The first attempt at implementing Thunderstone, a Google-like enterprise search tool, proved more difficult than initially imagined. We learned that the science behind this search engine technology looks really easy, but if you try to develop the capabilities on your own, it’s very difficult. We had one bright software engineer tasked with making this work, and it was a constant struggle and steep learning curve.
Our initial enterprise search solution was eventually shelved because of its inability to successfully index all of the knowledge repositories and applications. Additionally, the “commodity” search solution was not able to negotiate and respect the multiple layers of permissions set by role and user level. As a result, search results were unsecure, incomplete and took an unacceptable amount of time to return results.

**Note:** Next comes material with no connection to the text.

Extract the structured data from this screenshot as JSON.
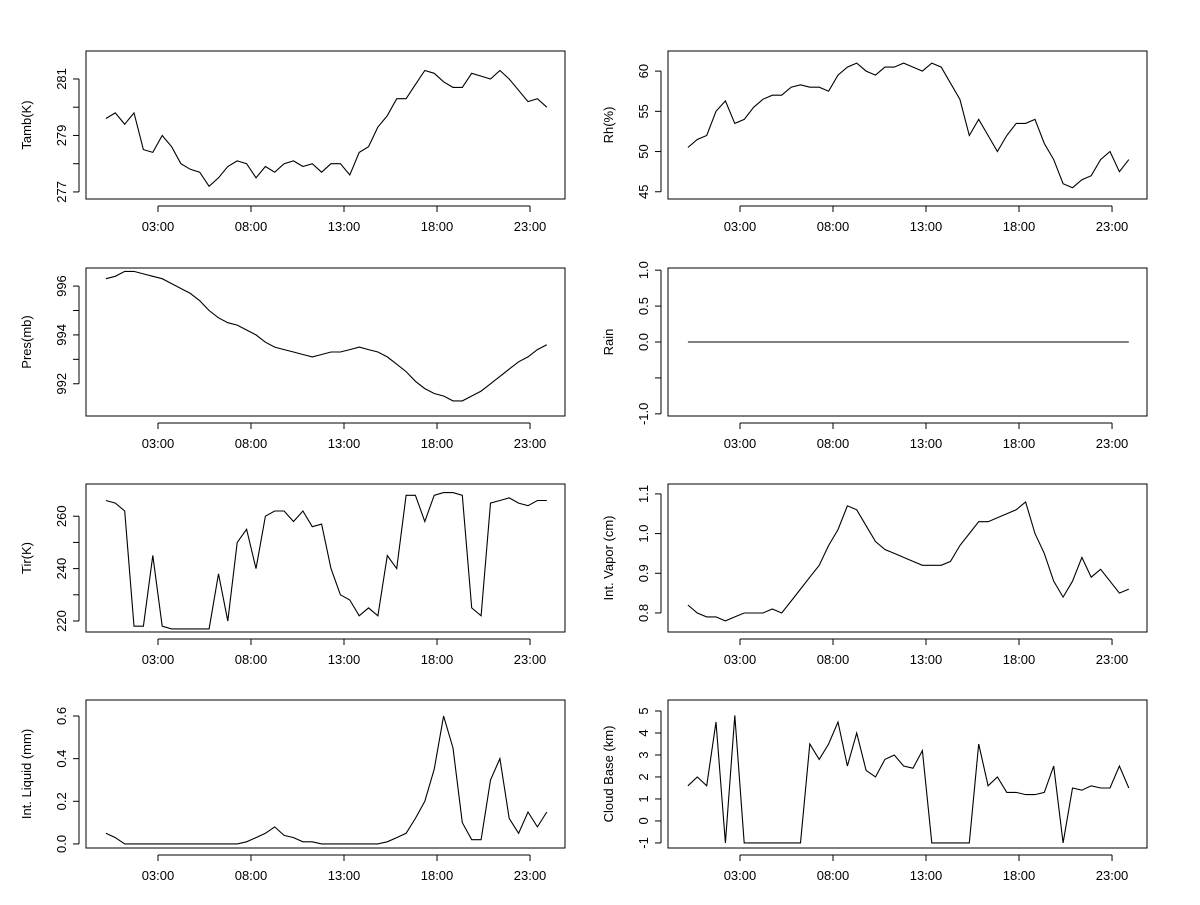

The team went back to the drawing board to find the next level of search solution — a comprehensive and advanced information access solution that could extract and interpret the taxonomies and logic built into the various repositories and applications. After an intense selection process that involved several deep and detailed proof of concepts, the team unanimously selected Coveo.
By architecting a heterogeneous solution around Coveo’s unified indexing technology, the team brought online a knowledge system that was both quickly adopted by end users and immediately improved targeted goals.
For TEA, the impact of rolling up technical information from various, highly localized sources into a single, unified search has been about adoption. Our field service engineers can be short on tolerance for breaking-in and utilizing new systems, but the Coveo solution was met with resounding end-user success. The solution is simple, but casts a wide net and provides an intuitive interface to dive deep into issues while pulling consolidated, correlated knowledge from a variety of sources. Our searches can get very granular – down to the tool serial number, while aggregating the system history.
With Coveo, TEA’s engineers have a consolidated, unified view of knowledge comprised across the company’s complex product lines. This allows them to reduce repair times and improve customer retention — effectively generating a higher return on existing knowledge. Upon analysis, we’ve concluded that this knowledge retrieval improves time-to-repair incidents by 28 percent and enables the achievement of 98 percent compliance for service level agreements, which is still improving.
In a complex industry, we’ve found that harnessing our collective knowledge is the best way to reduce time-to-repair, improve efficiencies and deliver higher quality service. If your organization is facing a knowledge gap or wanting to stimulate innovation, we encourage you to invest in a search-powered knowledge management system.